А кони шли по кругу, вздымая копытами опилки, кося глазами и пофыркивая.
Когда кони ушли, появился Коко.
Он шел на охоту.
Он был знаменитый охотник.
Он был такой свирепый и яростный охотник, что его глаза под очками загорались.
— Электричество, — пояснил Сивчук, — из карманов проведено. — И добавил загадочно: — Циркулирует!
Коко шел на охоту.
Он гремел своими башмаками.
Но ему не удалось убить льва.
Он убил какую-то гадкую тварь величиной с крысу, у него разорвалось ружье, он был очень рассержен.

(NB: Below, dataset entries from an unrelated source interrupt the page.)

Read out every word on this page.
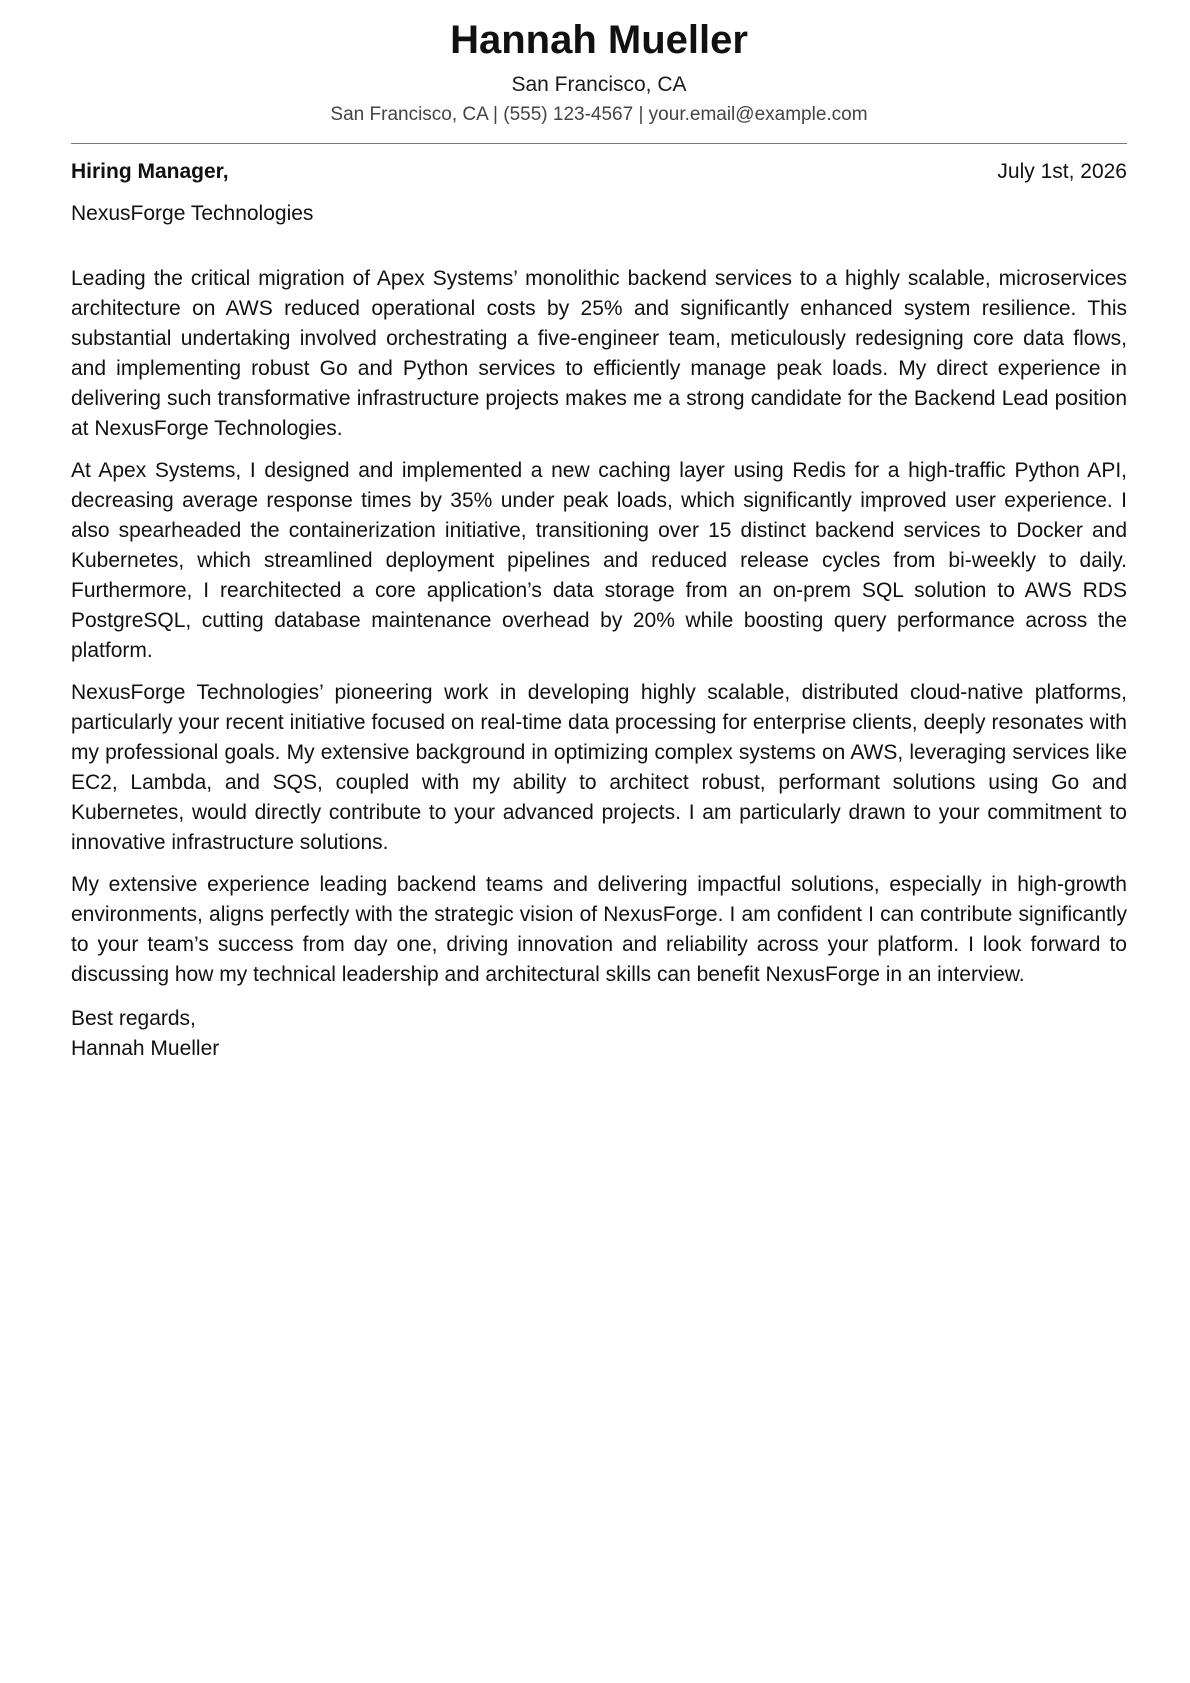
Hannah Mueller
San Francisco, CA
San Francisco, CA | (555) 123-4567 | your.email@example.com
Hiring Manager,	July 1st, 2026
NexusForge Technologies

Leading the critical migration of Apex Systems’ monolithic backend services to a highly scalable, microservices architecture on AWS reduced operational costs by 25% and significantly enhanced system resilience. This substantial undertaking involved orchestrating a five-engineer team, meticulously redesigning core data flows, and implementing robust Go and Python services to efficiently manage peak loads. My direct experience in delivering such transformative infrastructure projects makes me a strong candidate for the Backend Lead position at NexusForge Technologies.

At Apex Systems, I designed and implemented a new caching layer using Redis for a high-traffic Python API, decreasing average response times by 35% under peak loads, which significantly improved user experience. I also spearheaded the containerization initiative, transitioning over 15 distinct backend services to Docker and Kubernetes, which streamlined deployment pipelines and reduced release cycles from bi-weekly to daily. Furthermore, I rearchitected a core application’s data storage from an on-prem SQL solution to AWS RDS PostgreSQL, cutting database maintenance overhead by 20% while boosting query performance across the platform.

NexusForge Technologies’ pioneering work in developing highly scalable, distributed cloud-native platforms, particularly your recent initiative focused on real-time data processing for enterprise clients, deeply resonates with my professional goals. My extensive background in optimizing complex systems on AWS, leveraging services like EC2, Lambda, and SQS, coupled with my ability to architect robust, performant solutions using Go and Kubernetes, would directly contribute to your advanced projects. I am particularly drawn to your commitment to innovative infrastructure solutions.

My extensive experience leading backend teams and delivering impactful solutions, especially in high-growth environments, aligns perfectly with the strategic vision of NexusForge. I am confident I can contribute significantly to your team’s success from day one, driving innovation and reliability across your platform. I look forward to discussing how my technical leadership and architectural skills can benefit NexusForge in an interview.

Best regards,
Hannah Mueller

Потом он боялся.
И так как над ним очень смеялись, то Павел Алексеевич ему начал завидовать.
Павел Алексеевич делал ему пакости.
А огромный цирк с каждой секундой работы клоунов все лучше и лучше понимал, что Коко и Павел Алексеевич — это не просто так, а это на кого-то похоже, что вот эти два клоуна заставляют вспомнить какие-то случаи, какие-то истории, какие-то дрязги, жадность, гадкую чепуху, и что дело тут вовсе не в шариках и не в свечах, а в гораздо большем, и что это не глупо, а умно, и что это очень хорошо.
Цирк хохотал во всю свою огромную веселую глотку и хлопал могучими, широченными ладонями.
— Бис! — кричал Сивчук. — Бис! — И, перегибаясь через Антонину, толкал Вишнякова, чтобы он тоже кричал, но повар кричал и так во всю силу.
Маленький, худенький человечек вышел с собакой.
— Та самая, — узнал Сивчук, — она там сидела.
Худенький человечек сказал, что его собака — математик, разложил вокруг нее десять дощечек с цифрами и предложил зрителям задавать собаке задачи.
— Два плюс три! — крикнул Сивчук, тотчас же сконфузился, но опять крикнул: — Два плюс три! Согласно смете.
Худенький человек, легко шагая, подошел к барьеру, за которым сидел Сивчук, и спросил, глядя прямо ему в глаза:
— Вы хотите, чтобы моя собачка прибавила к двум три?
— Так точно.
Собака обежала дощечки с цифрами, выхватила дощечку с цифрой «пять» и показала ее публике.